Calma lá! Isso, só o senhor e sua gangue, Sen. Graham. Como?! O senhor e sua gangue não vivem dizendo que os Serviços de Inteligência dos EUA são os melhores do mundo e sabem do que estão falando? E, de repente, o senhor não acredita no que dizem?! Por que não?! Que outras fontes de informação os senhores têm sobre o Irã, que os autoriza a dizer o que dizem? E é fonte mais confiável de informação que a CIA, a DIA, a NSA, etc.?

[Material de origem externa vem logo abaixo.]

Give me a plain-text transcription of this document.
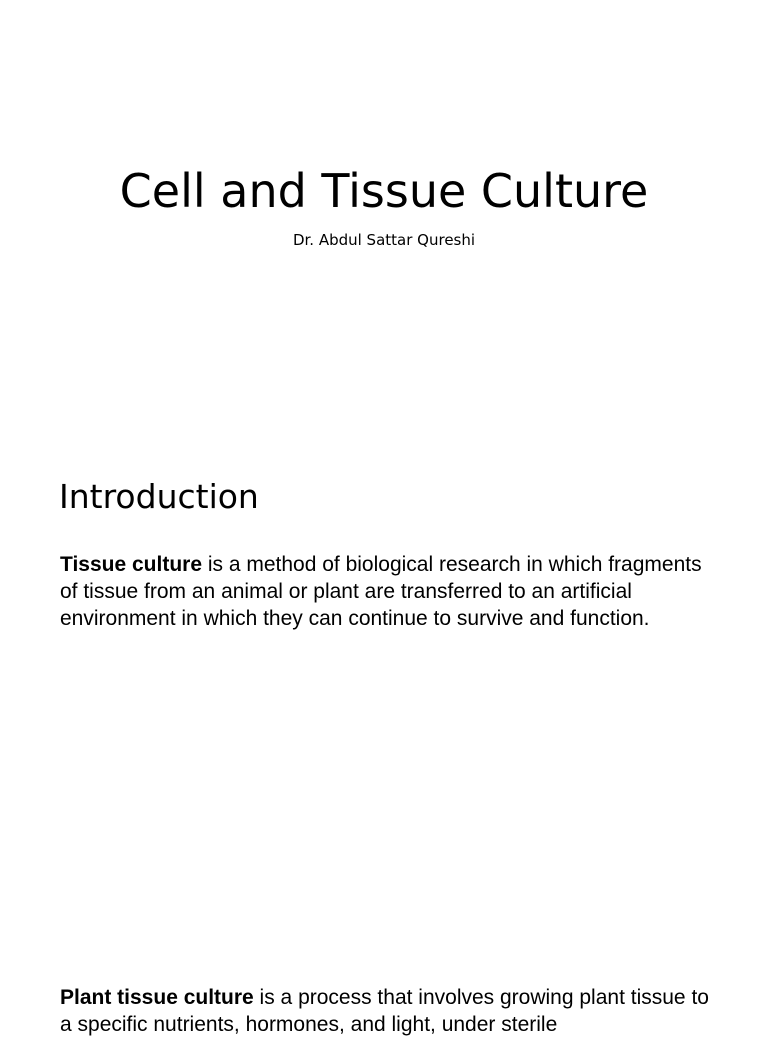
Cell and Tissue Culture
Dr. Abdul Sattar Qureshi
Introduction

Tissue culture is a method of biological research in which fragments of tissue from an animal or plant are transferred to an artificial environment in which they can continue to survive and function.

Plant tissue culture is a process that involves growing plant tissue to a specific nutrients, hormones, and light, under sterile
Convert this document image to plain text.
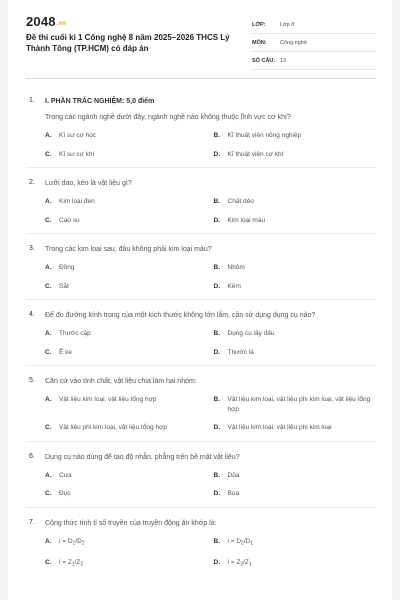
2048.vn
Đề thi cuối kì 1 Công nghệ 8 năm 2025–2026 THCS Lý Thành Tông (TP.HCM) có đáp án
LỚP:	Lớp 8
MÔN:	Công nghệ
SỐ CÂU: 13
1. I. PHẦN TRẮC NGHIỆM: 5,0 điểm
Trong các ngành nghề dưới đây, ngành nghề nào không thuộc lĩnh vực cơ khí?
A.	Kĩ sư cơ học	B.	Kĩ thuật viên nông nghiệp
C.	Kĩ sư cơ khí	D.	Kĩ thuật viên cơ khí
2. Lưỡi dao, kéo là vật liệu gì?
A.	Kim loại đen	B.	Chất dẻo
C.	Cao su	D.	Kim loại màu
3. Trong các kim loại sau, đâu không phải kim loại màu?
A.	Đồng	B.	Nhôm
C.	Sắt	D.	Kẽm
4. Để đo đường kính trong của một kích thước không lớn lắm, cần sử dụng dụng cụ nào?
A.	Thước cặp	B.	Dụng cụ lấy dấu
C.	Ê ke	D.	Thước lá
5. Căn cứ vào tính chất, vật liệu chia làm hai nhóm:
A.	Vật liệu kim loại, vật liệu tổng hợp	B.	Vật liệu kim loại, vật liệu phi kim loại, vật liệu tổng hợp
C.	Vật liệu phi kim loại, vật liệu tổng hợp	D.	Vật liệu kim loại, vật liệu phi kim loại
6. Dụng cụ nào dùng để tạo độ nhẵn, phẳng trên bề mặt vật liệu?
A.	Cưa	B.	Dũa
C.	Đục	D.	Búa
7. Công thức tính tỉ số truyền của truyền động ăn khớp là:
A.	$i = D_1/D_2$	B.	$i = D_2/D_1$
C.	$i = Z_1/Z_2$	D.	$i = Z_2/Z_1$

Ah! É o lobby sionista! A fonte de informação de Graham e dos senadores que o seguem, sobre qualquer coisa que tenha a ver com Israel (e assunto iraniano é caso exemplar, sempre, da paranóia dos israelenses) é a cartilha das declarações do AIPAC (American Israel Public Affairs Committee).

Esses políticos jamais discordarão desse lobby, nem quando o que dizem contradiz o que diz a inteligência dos EUA. Isso, porque o lobby contribui com dinheiro para suas campanhas eleitorais e ameaça impedir que se reelejam, se os senadores não obedecerem. A comunidade de inteligência dos EUA simplesmente não consegue fazer-se ouvir, contra o lobby.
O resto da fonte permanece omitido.